Overview
This release contains several new features like separate log files for each run, logging user input, and a loosening of production dependency requirements. It also contains an important bug fix for Jaro-Winkler scores on blank names and many other smaller enhancements.
Changes
- Started writing to a unique log file for each hlink script run. The name of the log file is `"{config_name}-{session_id}.log"`, where `session_id` is a UUID uniquely generated for the particular run of the script.
- Started logging user input in the main loop. This helps give more context to errors and other logging information.
- Loosened production dependency requirements so that they are not pinned to particular patch versions which may quickly become out of date. Adjusted some development dependency requirements.
- Fixed a bug where the Scala `jw` user-defined function returned a similarity of 1.0 for two empty strings. It now returns 0.0.
- Added syntax highlighting to the TOML example config file in the README (thanks bollwyvl).
- Documented some previously undocumented comparison types: `not_zero_and_not_equals`, `present_and_matching_categorical`, `caution_comp_3_012`, `caution_comp_4_012`, `sql_condition`, `present_and_equal_categorical_in_universe`.
- Updated documentation for a few more comparison types: `caution_comp_3`, `caution_comp_4`, `not_zero_and_not_equals`.
- Updated the Introduction and Installation documentation pages to make them more reader friendly and helpful.
- Updated the tutorial in examples/tutorial and added some small datasets so that it can be run for real.
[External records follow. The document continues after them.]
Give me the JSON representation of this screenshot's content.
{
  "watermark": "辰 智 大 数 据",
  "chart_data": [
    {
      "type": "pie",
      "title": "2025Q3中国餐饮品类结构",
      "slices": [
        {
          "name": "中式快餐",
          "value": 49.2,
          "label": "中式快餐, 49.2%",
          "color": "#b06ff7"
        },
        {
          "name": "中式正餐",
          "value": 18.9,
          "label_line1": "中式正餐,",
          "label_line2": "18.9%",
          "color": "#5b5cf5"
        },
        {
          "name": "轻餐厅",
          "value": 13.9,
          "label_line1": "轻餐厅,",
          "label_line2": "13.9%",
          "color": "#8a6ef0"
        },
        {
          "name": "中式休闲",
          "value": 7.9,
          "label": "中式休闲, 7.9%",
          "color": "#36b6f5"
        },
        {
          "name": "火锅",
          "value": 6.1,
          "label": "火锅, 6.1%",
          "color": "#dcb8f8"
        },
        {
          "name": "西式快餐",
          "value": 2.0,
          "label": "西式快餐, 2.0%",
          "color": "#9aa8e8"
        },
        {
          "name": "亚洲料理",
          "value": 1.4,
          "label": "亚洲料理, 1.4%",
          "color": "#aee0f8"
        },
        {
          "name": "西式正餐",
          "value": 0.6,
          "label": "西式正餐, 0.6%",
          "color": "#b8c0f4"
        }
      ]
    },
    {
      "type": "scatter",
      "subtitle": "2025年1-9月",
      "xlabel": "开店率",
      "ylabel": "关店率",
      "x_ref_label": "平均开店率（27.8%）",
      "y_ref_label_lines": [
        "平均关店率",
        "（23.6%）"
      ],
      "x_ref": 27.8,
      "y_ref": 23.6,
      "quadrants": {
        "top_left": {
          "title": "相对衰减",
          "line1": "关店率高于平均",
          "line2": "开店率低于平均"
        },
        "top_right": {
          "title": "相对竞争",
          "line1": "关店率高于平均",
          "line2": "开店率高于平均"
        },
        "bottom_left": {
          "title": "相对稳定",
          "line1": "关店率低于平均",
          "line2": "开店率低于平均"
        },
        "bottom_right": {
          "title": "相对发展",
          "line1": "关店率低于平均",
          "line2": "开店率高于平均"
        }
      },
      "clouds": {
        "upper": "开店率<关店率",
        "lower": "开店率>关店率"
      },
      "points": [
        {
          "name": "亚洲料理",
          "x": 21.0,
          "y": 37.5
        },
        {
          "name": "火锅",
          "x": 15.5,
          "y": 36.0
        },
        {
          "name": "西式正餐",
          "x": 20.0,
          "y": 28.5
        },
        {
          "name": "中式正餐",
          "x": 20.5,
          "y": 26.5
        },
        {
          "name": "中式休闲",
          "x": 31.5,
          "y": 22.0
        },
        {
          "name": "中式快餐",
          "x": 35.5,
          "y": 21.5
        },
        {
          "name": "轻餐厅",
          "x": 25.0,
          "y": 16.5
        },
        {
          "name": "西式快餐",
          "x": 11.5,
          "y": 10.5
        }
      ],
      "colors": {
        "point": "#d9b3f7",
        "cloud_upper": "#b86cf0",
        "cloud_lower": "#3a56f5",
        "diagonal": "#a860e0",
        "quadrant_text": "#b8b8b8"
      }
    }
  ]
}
It can now be run with the commands
$ cd examples/tutorial
$ python tutorial.py
- Updated and added type hints for the following classes and modules: `Table`, `LinkRun`, `LinkTask`, `LinkStep`, `linking.util`, `configs.load_config`.
Developer-Facing Changes
- Updated developer instructions for generating the Sphinx docs, adding some more context and tips.
- Renamed some private functions and methods to use a single leading underscore instead of two leading underscores. This should complete the transition from two leading underscores to one leading underscore.
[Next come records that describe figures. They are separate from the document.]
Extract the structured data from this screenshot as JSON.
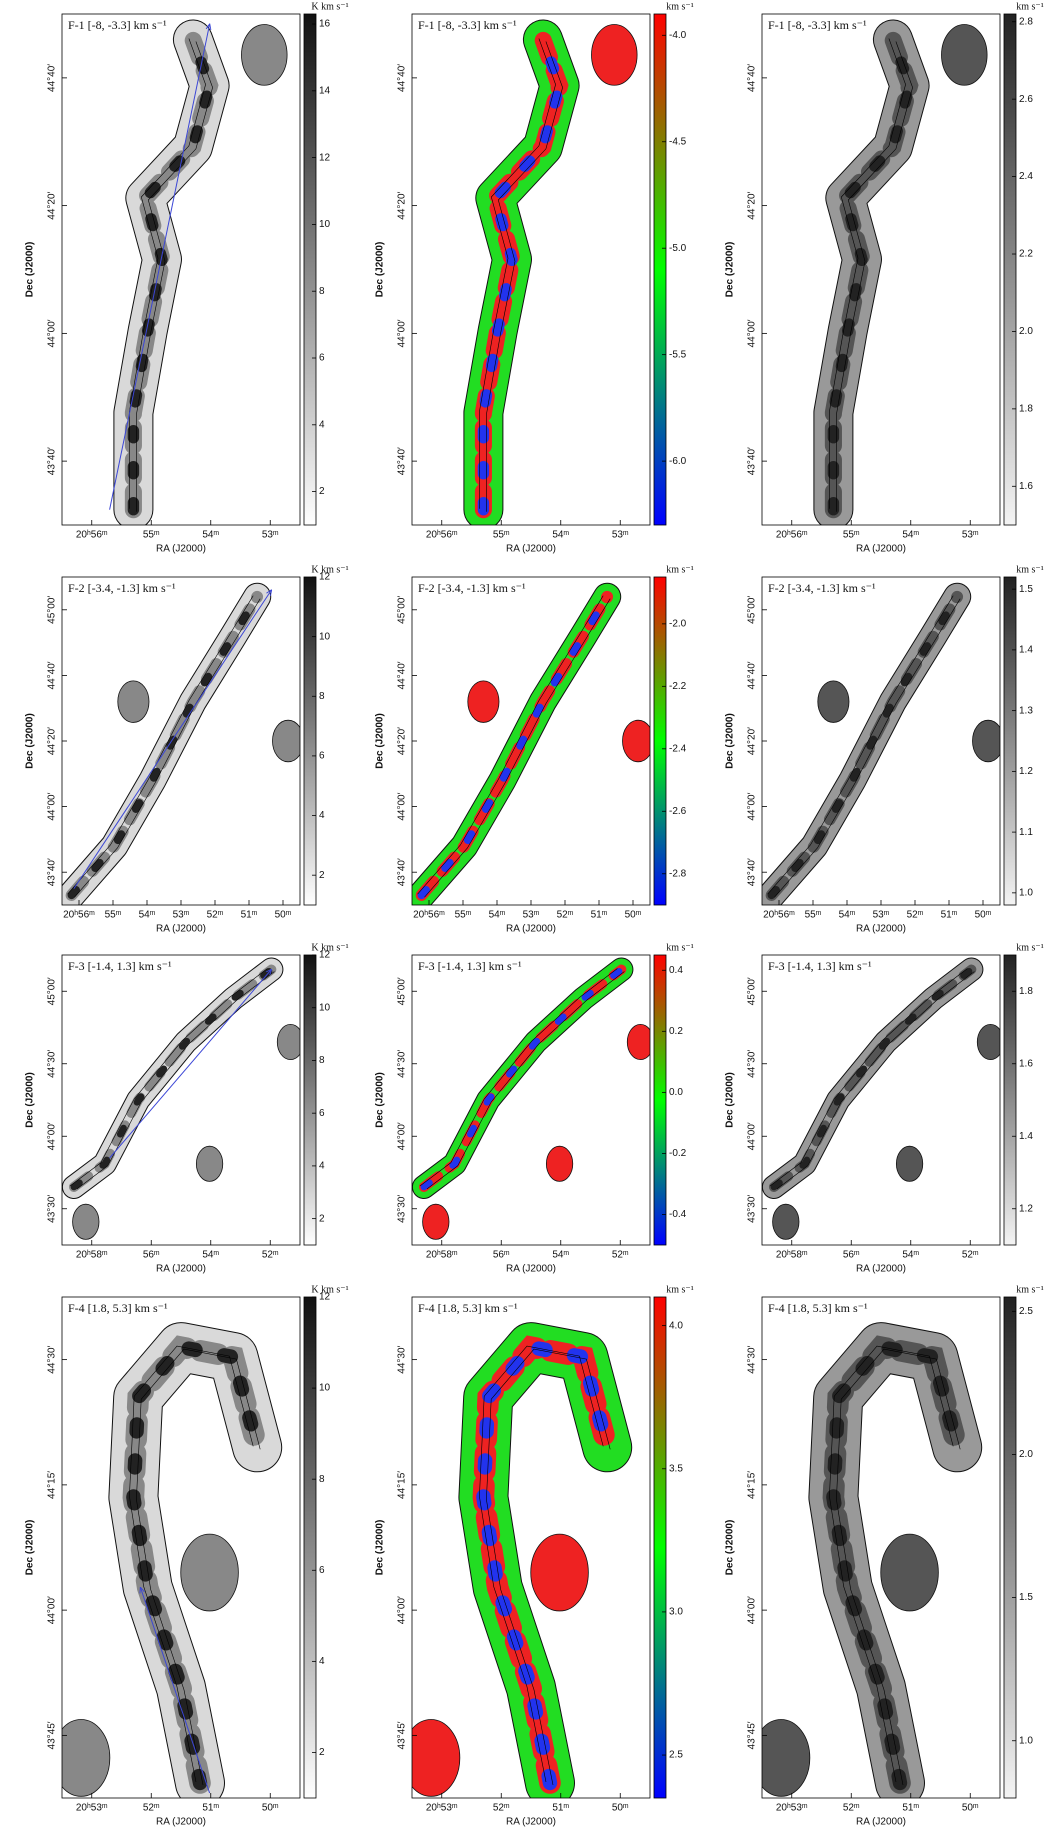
{
  "axis_labels": {
    "x": "RA (J2000)",
    "y": "Dec (J2000)"
  },
  "rows": [
    {
      "xticks": [
        "20ʰ56ᵐ",
        "55ᵐ",
        "54ᵐ",
        "53ᵐ"
      ],
      "yticks": [
        "43°40′",
        "44°00′",
        "44°20′",
        "44°40′"
      ],
      "panels": [
        {
          "title": "F-1 [-8, -3.3] km s⁻¹",
          "colorbar": {
            "unit": "K km s⁻¹",
            "lim": [
              1,
              16.3
            ],
            "ticks": [
              2,
              4,
              6,
              8,
              10,
              12,
              14,
              16
            ]
          }
        },
        {
          "title": "F-1 [-8, -3.3] km s⁻¹",
          "colorbar": {
            "unit": "km s⁻¹",
            "lim": [
              -6.3,
              -3.9
            ],
            "ticks": [
              {
                "value": -6,
                "label": "-6.0"
              },
              -5.5,
              {
                "value": -5,
                "label": "-5.0"
              },
              -4.5,
              {
                "value": -4,
                "label": "-4.0"
              }
            ]
          }
        },
        {
          "title": "F-1 [-8, -3.3] km s⁻¹",
          "colorbar": {
            "unit": "km s⁻¹",
            "lim": [
              1.5,
              2.82
            ],
            "ticks": [
              1.6,
              1.8,
              {
                "value": 2,
                "label": "2.0"
              },
              2.2,
              2.4,
              2.6,
              2.8
            ]
          }
        }
      ]
    },
    {
      "xticks": [
        "20ʰ56ᵐ",
        "55ᵐ",
        "54ᵐ",
        "53ᵐ",
        "52ᵐ",
        "51ᵐ",
        "50ᵐ"
      ],
      "yticks": [
        "43°40′",
        "44°00′",
        "44°20′",
        "44°40′",
        "45°00′"
      ],
      "panels": [
        {
          "title": "F-2 [-3.4, -1.3] km s⁻¹",
          "colorbar": {
            "unit": "K km s⁻¹",
            "lim": [
              1,
              12
            ],
            "ticks": [
              2,
              4,
              6,
              8,
              10,
              12
            ]
          }
        },
        {
          "title": "F-2 [-3.4, -1.3] km s⁻¹",
          "colorbar": {
            "unit": "km s⁻¹",
            "lim": [
              -2.9,
              -1.85
            ],
            "ticks": [
              -2.8,
              -2.6,
              -2.4,
              -2.2,
              {
                "value": -2,
                "label": "-2.0"
              }
            ]
          }
        },
        {
          "title": "F-2 [-3.4, -1.3] km s⁻¹",
          "colorbar": {
            "unit": "km s⁻¹",
            "lim": [
              0.98,
              1.52
            ],
            "ticks": [
              {
                "value": 1,
                "label": "1.0"
              },
              1.1,
              1.2,
              1.3,
              1.4,
              1.5
            ]
          }
        }
      ]
    },
    {
      "xticks": [
        "20ʰ58ᵐ",
        "56ᵐ",
        "54ᵐ",
        "52ᵐ"
      ],
      "yticks": [
        "43°30′",
        "44°00′",
        "44°30′",
        "45°00′"
      ],
      "panels": [
        {
          "title": "F-3 [-1.4, 1.3] km s⁻¹",
          "colorbar": {
            "unit": "K km s⁻¹",
            "lim": [
              1,
              12
            ],
            "ticks": [
              2,
              4,
              6,
              8,
              10,
              12
            ]
          }
        },
        {
          "title": "F-3 [-1.4, 1.3] km s⁻¹",
          "colorbar": {
            "unit": "km s⁻¹",
            "lim": [
              -0.5,
              0.45
            ],
            "ticks": [
              -0.4,
              -0.2,
              {
                "value": 0,
                "label": "0.0"
              },
              0.2,
              0.4
            ]
          }
        },
        {
          "title": "F-3 [-1.4, 1.3] km s⁻¹",
          "colorbar": {
            "unit": "km s⁻¹",
            "lim": [
              1.1,
              1.9
            ],
            "ticks": [
              1.2,
              1.4,
              1.6,
              1.8
            ]
          }
        }
      ]
    },
    {
      "xticks": [
        "20ʰ53ᵐ",
        "52ᵐ",
        "51ᵐ",
        "50ᵐ"
      ],
      "yticks": [
        "43°45′",
        "44°00′",
        "44°15′",
        "44°30′"
      ],
      "panels": [
        {
          "title": "F-4 [1.8, 5.3] km s⁻¹",
          "colorbar": {
            "unit": "K km s⁻¹",
            "lim": [
              1,
              12
            ],
            "ticks": [
              2,
              4,
              6,
              8,
              10,
              12
            ]
          }
        },
        {
          "title": "F-4 [1.8, 5.3] km s⁻¹",
          "colorbar": {
            "unit": "km s⁻¹",
            "lim": [
              2.35,
              4.1
            ],
            "ticks": [
              2.5,
              {
                "value": 3,
                "label": "3.0"
              },
              3.5,
              {
                "value": 4,
                "label": "4.0"
              }
            ]
          }
        },
        {
          "title": "F-4 [1.8, 5.3] km s⁻¹",
          "colorbar": {
            "unit": "km s⁻¹",
            "lim": [
              0.8,
              2.55
            ],
            "ticks": [
              {
                "value": 1,
                "label": "1.0"
              },
              1.5,
              {
                "value": 2,
                "label": "2.0"
              },
              2.5
            ]
          }
        }
      ]
    }
  ]
}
- Allowed the Dockerfile to pull the most recent patch version of Python 3.10 for CI instead of pinning to a particular patch version.
- Moved from setup.py and setup.cfg to pyproject.toml for specifying package metadata. Added and tweaked package metadata for installation and PyPI.
- Started using the `build` package for creating an sdist and wheel. Added a step to the CI to run `python -m build` to generate the sdist and wheel.
- Moved the declaration of `pytest_plugins` to a top-level conftest.py file to allow for running tests with just the command `pytest`. Updated CI and the docs from `pytest hlink/tests` to just `pytest`.